En realidad las botas de cuero siempre habían formado parte del vestuario militar, pero generalmente como base rústica que daba sostén a materiales como el metal y hasta la madera que ofrecían la protección principal frente al arma del enemigo, notoriamente en el caso de las armaduras feudales. Sin embargo, fue recién a fines del siglo XVIII cuando el uniforme militar adquiere el carácter de emblema nacional, obteniendo sus componentes un papel central en la definición de la identidad del guerrero como fuerza definitoria del nuevo sistema político. Esto lleva al desarrollo del uniforme como objeto suntuario y a la vez como un instrumento de demarcación social, política y económica.

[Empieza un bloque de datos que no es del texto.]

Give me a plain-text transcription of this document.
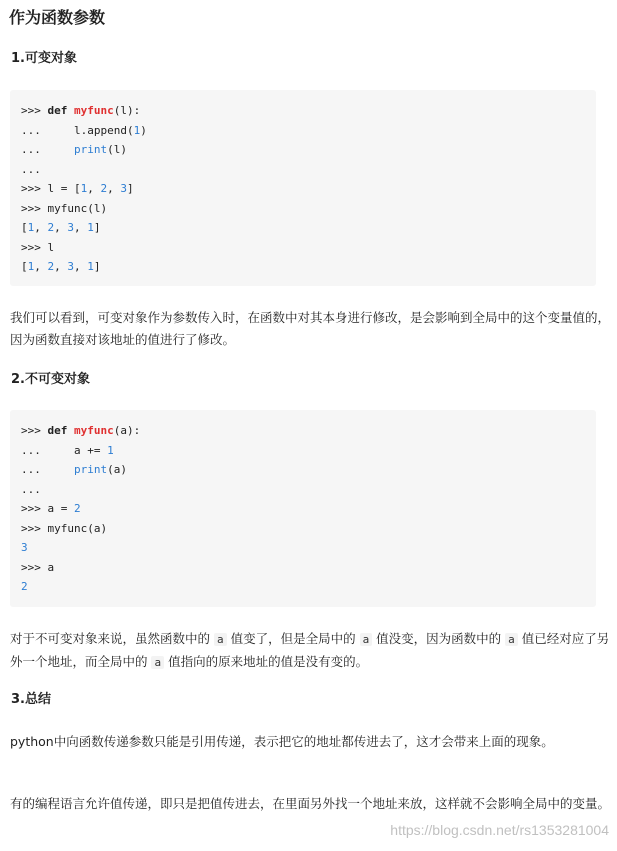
作为函数参数
1.可变对象
>>> def myfunc(l):
...     l.append(1)
...     print(l)
...
>>> l = [1, 2, 3]
>>> myfunc(l)
[1, 2, 3, 1]
>>> l
[1, 2, 3, 1]

我们可以看到，可变对象作为参数传入时，在函数中对其本身进行修改，是会影响到全局中的这个变量值的，因为函数直接对该地址的值进行了修改。

2.不可变对象
>>> def myfunc(a):
...     a += 1
...     print(a)
...
>>> a = 2
>>> myfunc(a)
3
>>> a
2

对于不可变对象来说，虽然函数中的 a 值变了，但是全局中的 a 值没变，因为函数中的 a 值已经对应了另外一个地址，而全局中的 a 值指向的原来地址的值是没有变的。

3.总结

python中向函数传递参数只能是引用传递，表示把它的地址都传进去了，这才会带来上面的现象。

有的编程语言允许值传递，即只是把值传进去，在里面另外找一个地址来放，这样就不会影响全局中的变量。

https://blog.csdn.net/rs1353281004
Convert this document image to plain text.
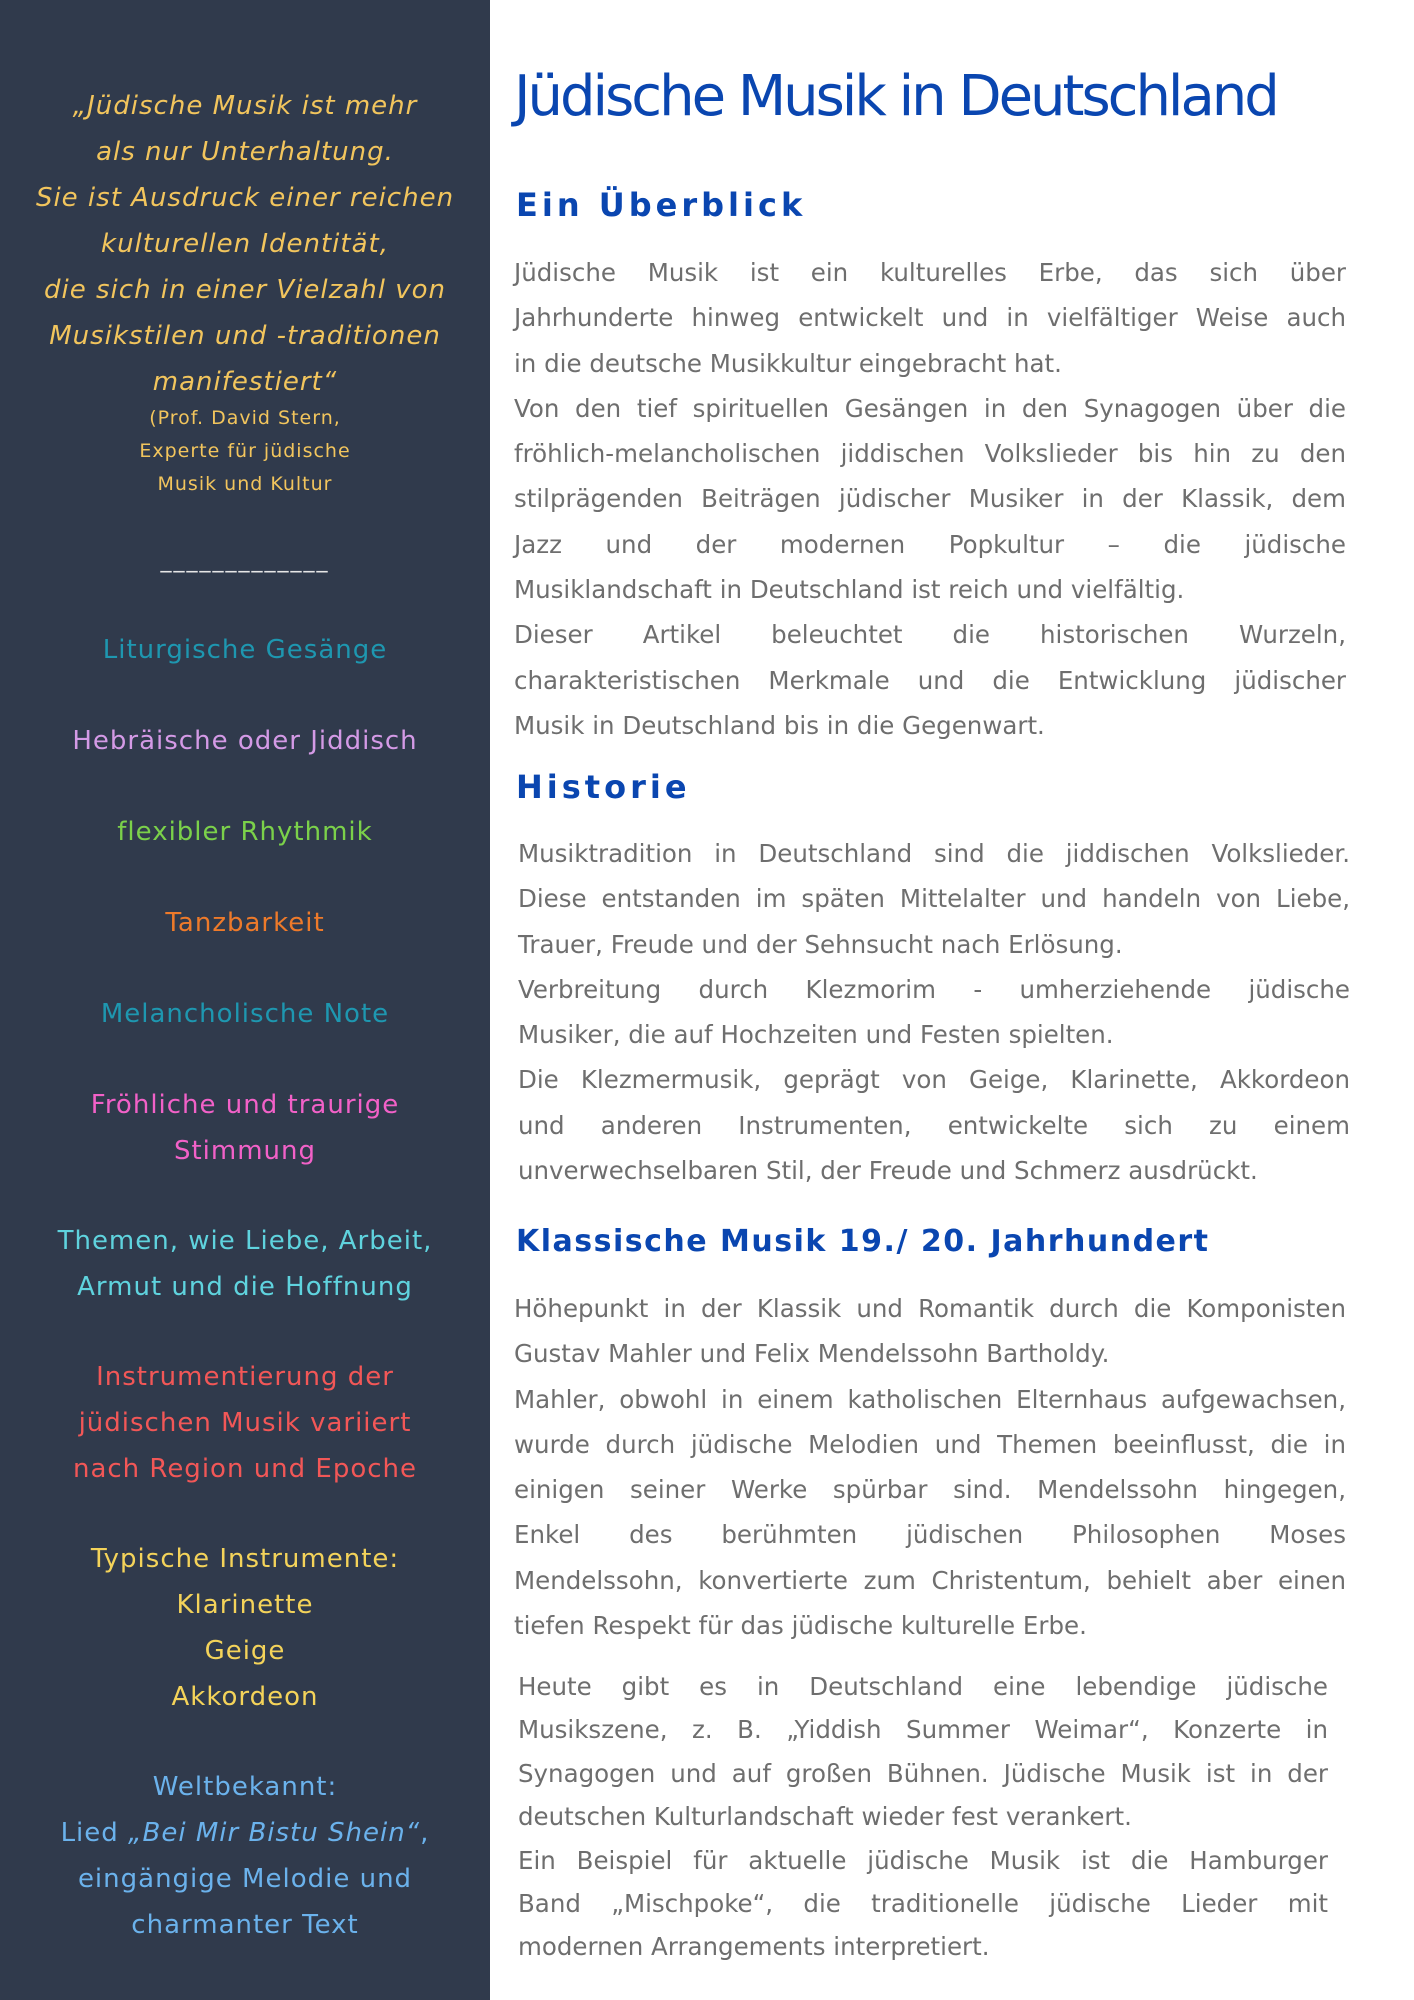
„Jüdische Musik ist mehr
als nur Unterhaltung.
Sie ist Ausdruck einer reichen
kulturellen Identität,
die sich in einer Vielzahl von
Musikstilen und -traditionen
manifestiert“
(Prof. David Stern,
Experte für jüdische
Musik und Kultur
_____________
Liturgische Gesänge
Hebräische oder Jiddisch
flexibler Rhythmik
Tanzbarkeit
Melancholische Note
Fröhliche und traurige
Stimmung
Themen, wie Liebe, Arbeit,
Armut und die Hoffnung
Instrumentierung der
jüdischen Musik variiert
nach Region und Epoche
Typische Instrumente:
Klarinette
Geige
Akkordeon
Weltbekannt:
Lied „Bei Mir Bistu Shein“,
eingängige Melodie und
charmanter Text
Jüdische Musik in Deutschland
Ein Überblick
Jüdische Musik ist ein kulturelles Erbe, das sich über
Jahrhunderte hinweg entwickelt und in vielfältiger Weise auch
in die deutsche Musikkultur eingebracht hat.
Von den tief spirituellen Gesängen in den Synagogen über die
fröhlich-melancholischen jiddischen Volkslieder bis hin zu den
stilprägenden Beiträgen jüdischer Musiker in der Klassik, dem
Jazz und der modernen Popkultur – die jüdische
Musiklandschaft in Deutschland ist reich und vielfältig.
Dieser Artikel beleuchtet die historischen Wurzeln,
charakteristischen Merkmale und die Entwicklung jüdischer
Musik in Deutschland bis in die Gegenwart.
Historie
Musiktradition in Deutschland sind die jiddischen Volkslieder.
Diese entstanden im späten Mittelalter und handeln von Liebe,
Trauer, Freude und der Sehnsucht nach Erlösung.
Verbreitung durch Klezmorim - umherziehende jüdische
Musiker, die auf Hochzeiten und Festen spielten.
Die Klezmermusik, geprägt von Geige, Klarinette, Akkordeon
und anderen Instrumenten, entwickelte sich zu einem
unverwechselbaren Stil, der Freude und Schmerz ausdrückt.
Klassische Musik 19./ 20. Jahrhundert
Höhepunkt in der Klassik und Romantik durch die Komponisten
Gustav Mahler und Felix Mendelssohn Bartholdy.
Mahler, obwohl in einem katholischen Elternhaus aufgewachsen,
wurde durch jüdische Melodien und Themen beeinflusst, die in
einigen seiner Werke spürbar sind. Mendelssohn hingegen,
Enkel des berühmten jüdischen Philosophen Moses
Mendelssohn, konvertierte zum Christentum, behielt aber einen
tiefen Respekt für das jüdische kulturelle Erbe.
Heute gibt es in Deutschland eine lebendige jüdische
Musikszene, z. B. „Yiddish Summer Weimar“, Konzerte in
Synagogen und auf großen Bühnen. Jüdische Musik ist in der
deutschen Kulturlandschaft wieder fest verankert.
Ein Beispiel für aktuelle jüdische Musik ist die Hamburger
Band „Mischpoke“, die traditionelle jüdische Lieder mit
modernen Arrangements interpretiert.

Así la bota de cuero pasó a ser una parte del vestuario reverenciada y vinculada a la sexualidad (como toda prenda de cuero, debido a su insepable vinculación a lo animal), transformándose en un implemento fetichista por excelencia. Esta particular fijación sexual con un objeto, se desarrolló espectacularmente a lo largo del siglo XIX, pero tomó como su elemento privilegiado a la bota femenina. Los pocos modelos de bota que le estaban reservados a la mujer se elaboraban en todo tipo de material, pero difícilmente en cuero, ya que el único desplazamiento para la mujer debía ser el doméstico o el salón (el dormitorio también entraba en los trayectos permitidos, pero allí la protección del pie no era precisamente una prioridad). Sin embargo, alrededor de 1830 surge la ‘Bota Balmoral’, utilizada en Inglaterra por la Reina Victoria, introduciendo la cabritilla como material de elaboración de las botas de salón.
En el siglo XlX, que se destacó especialmente por armar el cuerpo de la mujer mediante implementos como el corsé; las botas de cuero fueron otro de los recursos que hicieron del cuerpo femenino (como lo venían haciendo con el masculino desde fines del siglo XVIII) un espectáculo público de fuertes connotaciones sexuales. El fetichismo de la bota femenina permanece aún hoy, comercializándose modelos inspirados en la moda cotidiana del siglo XlX. Pero toda la sensualidad y sugerencia de colores como el rojo o el negro, e incluso el brillo del dorado no conformaron a la crecientemente inquieta mujer de fines de siglo, que pronto saldría a la calle a reclamar su derecho al voto.